Summer family and friends storytelling and reading

Thank you to everyone who took part in this new venture: family and friends storytelling and reading. We really hope that you all enjoyed it and reading, writing, discussing, books and stories were all part of your summer break.

Talking about books that you have read together or swapped creates a huge number of benefits for the rest of the curriculum, as success in every subject depends to a great extent on the ability to read and understand a diverse range of material.  

‘Underneath the academic benefits are the books themselves – worn covers, wrinkled spines, all the creases, notes and smudges; the scent of pages that have been read. And here, too, are their words, reignited: turned potent and thrilling in new hands. Passed on.’

The Guardian

There is something so very special about reading the words that have been gazed over and digested by someone you know. We find that the power is almost magnetic, pulling you into a world where a close friend, partner or child once visited.

The writing of stories together is sociable and fun – this is when we are most creative.  It is so important that we enjoy writing together so when our children are in a classroom and have to create a story themselves, they are relaxed and they enjoy it. We hope you, your friends and family found one or more of the activities stimulated many of the following areas: discussions, opinions, lots of words and most importantly lots of smiling and laughing.

Thank you so much to everyone who entered into the spirit of the challenge. Below is an audio story from one family, and some intriguing opening lines.

Audio story

This was recorded around the campfire and the storytellers range from 8 to 65 years. The participants and audience clearly have great fun improvising.  

Opening Lines

Here are some of the opening lines from the stories we received.  Would you want to read on?

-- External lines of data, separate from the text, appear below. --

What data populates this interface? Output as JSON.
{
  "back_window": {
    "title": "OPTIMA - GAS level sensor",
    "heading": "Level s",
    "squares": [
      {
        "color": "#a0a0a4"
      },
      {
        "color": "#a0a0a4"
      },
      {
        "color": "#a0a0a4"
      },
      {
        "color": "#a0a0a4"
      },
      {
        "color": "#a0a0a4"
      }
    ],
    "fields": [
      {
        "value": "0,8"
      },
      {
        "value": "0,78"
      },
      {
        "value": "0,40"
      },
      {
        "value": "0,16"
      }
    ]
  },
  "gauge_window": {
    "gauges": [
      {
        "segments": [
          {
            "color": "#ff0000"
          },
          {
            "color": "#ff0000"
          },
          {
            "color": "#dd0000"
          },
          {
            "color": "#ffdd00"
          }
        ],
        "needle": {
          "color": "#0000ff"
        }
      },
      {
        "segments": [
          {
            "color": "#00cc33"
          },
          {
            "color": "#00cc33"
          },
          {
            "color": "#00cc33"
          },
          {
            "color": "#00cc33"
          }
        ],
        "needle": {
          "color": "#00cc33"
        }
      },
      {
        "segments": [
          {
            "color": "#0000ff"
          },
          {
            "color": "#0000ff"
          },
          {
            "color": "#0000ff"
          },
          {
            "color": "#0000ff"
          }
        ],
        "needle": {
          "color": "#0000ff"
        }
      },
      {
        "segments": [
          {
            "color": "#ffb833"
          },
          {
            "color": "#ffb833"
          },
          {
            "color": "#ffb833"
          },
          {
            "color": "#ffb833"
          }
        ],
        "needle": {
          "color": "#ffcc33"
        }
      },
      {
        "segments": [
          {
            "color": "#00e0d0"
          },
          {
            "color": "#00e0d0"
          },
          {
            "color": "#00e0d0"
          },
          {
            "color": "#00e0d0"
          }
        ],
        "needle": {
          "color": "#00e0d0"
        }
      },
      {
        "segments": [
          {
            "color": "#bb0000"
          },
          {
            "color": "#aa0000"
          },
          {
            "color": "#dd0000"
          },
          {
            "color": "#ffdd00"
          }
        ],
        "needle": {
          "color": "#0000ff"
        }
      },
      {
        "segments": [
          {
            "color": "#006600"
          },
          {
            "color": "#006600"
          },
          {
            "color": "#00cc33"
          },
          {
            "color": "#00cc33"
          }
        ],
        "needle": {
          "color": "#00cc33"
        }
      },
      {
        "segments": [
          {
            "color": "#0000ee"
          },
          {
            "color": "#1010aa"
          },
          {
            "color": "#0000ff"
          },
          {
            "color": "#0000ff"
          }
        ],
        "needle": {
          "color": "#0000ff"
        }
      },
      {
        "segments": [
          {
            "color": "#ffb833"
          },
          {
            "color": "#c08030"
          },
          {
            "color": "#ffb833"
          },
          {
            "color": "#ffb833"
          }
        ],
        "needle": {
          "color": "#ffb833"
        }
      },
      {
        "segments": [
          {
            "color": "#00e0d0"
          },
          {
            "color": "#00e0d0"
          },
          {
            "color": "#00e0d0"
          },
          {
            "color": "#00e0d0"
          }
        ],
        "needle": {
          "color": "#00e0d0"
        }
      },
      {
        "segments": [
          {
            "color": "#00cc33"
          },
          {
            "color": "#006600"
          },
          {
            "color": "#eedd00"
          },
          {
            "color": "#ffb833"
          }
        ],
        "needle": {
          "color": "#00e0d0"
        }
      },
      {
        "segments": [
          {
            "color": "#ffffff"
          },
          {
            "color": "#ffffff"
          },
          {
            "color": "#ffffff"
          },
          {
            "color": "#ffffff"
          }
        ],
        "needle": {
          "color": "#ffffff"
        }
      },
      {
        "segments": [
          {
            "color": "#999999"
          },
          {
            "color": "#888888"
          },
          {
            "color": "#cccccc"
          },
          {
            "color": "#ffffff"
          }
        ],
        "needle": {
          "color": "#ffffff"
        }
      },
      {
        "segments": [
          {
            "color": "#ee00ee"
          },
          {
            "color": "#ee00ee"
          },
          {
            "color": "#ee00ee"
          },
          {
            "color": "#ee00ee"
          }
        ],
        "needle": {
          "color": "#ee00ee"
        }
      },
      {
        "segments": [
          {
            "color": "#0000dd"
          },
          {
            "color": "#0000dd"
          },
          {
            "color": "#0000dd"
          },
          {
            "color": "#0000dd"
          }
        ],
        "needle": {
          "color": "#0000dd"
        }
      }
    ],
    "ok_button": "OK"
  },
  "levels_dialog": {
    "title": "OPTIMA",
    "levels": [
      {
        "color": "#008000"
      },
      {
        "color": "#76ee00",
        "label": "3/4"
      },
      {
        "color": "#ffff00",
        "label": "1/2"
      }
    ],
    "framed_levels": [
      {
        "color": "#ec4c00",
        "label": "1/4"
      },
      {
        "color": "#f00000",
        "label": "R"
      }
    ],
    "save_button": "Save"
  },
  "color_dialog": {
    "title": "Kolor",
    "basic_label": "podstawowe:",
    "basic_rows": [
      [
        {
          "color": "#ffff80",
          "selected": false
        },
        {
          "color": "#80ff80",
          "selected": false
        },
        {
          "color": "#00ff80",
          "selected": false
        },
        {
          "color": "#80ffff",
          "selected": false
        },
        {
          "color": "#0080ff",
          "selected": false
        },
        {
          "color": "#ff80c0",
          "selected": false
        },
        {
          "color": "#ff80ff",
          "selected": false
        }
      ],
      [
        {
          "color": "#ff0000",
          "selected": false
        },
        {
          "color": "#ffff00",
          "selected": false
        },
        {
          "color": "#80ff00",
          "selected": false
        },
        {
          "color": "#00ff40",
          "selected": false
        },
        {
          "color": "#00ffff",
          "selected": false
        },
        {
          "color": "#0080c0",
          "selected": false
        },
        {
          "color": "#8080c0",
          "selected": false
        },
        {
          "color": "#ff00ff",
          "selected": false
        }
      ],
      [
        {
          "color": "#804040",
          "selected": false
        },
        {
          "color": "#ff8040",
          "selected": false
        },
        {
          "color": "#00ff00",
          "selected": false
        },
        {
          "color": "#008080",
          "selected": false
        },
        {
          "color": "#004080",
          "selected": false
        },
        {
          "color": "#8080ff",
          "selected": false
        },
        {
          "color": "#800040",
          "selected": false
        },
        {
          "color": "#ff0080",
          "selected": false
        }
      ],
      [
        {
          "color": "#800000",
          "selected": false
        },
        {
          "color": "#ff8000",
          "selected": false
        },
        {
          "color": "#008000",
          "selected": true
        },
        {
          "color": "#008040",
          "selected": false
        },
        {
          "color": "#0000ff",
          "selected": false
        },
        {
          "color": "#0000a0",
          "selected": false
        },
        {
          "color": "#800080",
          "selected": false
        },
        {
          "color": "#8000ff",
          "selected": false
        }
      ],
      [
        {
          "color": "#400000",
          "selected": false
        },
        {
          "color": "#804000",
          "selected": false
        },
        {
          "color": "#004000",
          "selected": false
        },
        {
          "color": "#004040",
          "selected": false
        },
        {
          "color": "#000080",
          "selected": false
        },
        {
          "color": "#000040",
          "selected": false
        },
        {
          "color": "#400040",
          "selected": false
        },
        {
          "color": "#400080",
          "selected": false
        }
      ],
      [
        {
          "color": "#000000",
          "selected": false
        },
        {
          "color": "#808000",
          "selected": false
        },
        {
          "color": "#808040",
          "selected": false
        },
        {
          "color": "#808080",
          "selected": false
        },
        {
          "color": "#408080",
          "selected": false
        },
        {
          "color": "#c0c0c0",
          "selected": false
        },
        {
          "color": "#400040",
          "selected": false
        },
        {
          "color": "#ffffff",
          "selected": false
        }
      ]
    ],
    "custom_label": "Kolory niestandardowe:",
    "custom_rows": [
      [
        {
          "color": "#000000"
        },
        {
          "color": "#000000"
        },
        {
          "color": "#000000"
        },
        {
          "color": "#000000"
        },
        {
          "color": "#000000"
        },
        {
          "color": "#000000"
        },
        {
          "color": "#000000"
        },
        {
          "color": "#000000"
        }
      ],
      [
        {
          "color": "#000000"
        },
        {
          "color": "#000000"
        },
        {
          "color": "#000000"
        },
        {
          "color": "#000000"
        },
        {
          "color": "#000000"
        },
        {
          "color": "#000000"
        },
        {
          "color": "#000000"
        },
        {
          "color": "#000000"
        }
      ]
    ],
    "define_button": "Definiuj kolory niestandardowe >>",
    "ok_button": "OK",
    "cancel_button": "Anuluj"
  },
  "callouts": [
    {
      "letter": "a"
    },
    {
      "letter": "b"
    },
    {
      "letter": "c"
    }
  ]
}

  • It’s 04:30 and alarm clocks are ringing all around the stable block where the lads in charge are tucked up with only their noses sticking out in the bitter cold morning air.
  • Groggily, I unfurled myself from the hay nestled cozily around my sticky body. ‘It is a brilliant day, the sun is shining and the crowds are  ------don’t you think Masie?’
  • We awoke still feeling the effects of the usual Christmas festivities and the excess of food.
  • As we came round the corner, the wind tried to push us back from where we had come from and the sound of the rigging rattling on the mast became an orchestra of musical disharmony.
  • Jenny, a tall lady with green boots and purple hair. Jeoff, widely proportioned with no hair!
  • Splintering wood filled the rainy copse as a crack of lightning cut through clouds and trees alike. Black rain hurtled down from above, impacting the damp, clotted soil with hammerhead force, causing missiles of dirt to shoot up towards the angry, grey, billowing storm circling the secluded forest like a vulture.
  • It started as a normal day.  Very normal.  Very predictable.  Mum came into my bedroom, her slippers clip-clopping across the floor as she approached the window.  Throwing back my curtains, she sang “Good morning, my treasure, my precious!”  Had I been more awake, I would have noticed her sarcasm.  I had not been her “treasure” last night.  
  • The ravenous flames devoured the wrinkled mill with their orange fluorescent tentacles.  No mercy was given to the frail frame of wood crumbling with the intense, sheer heat from the malevolent snakes of devastation.  This event haunted me.  Replayed in my brain like a broken record.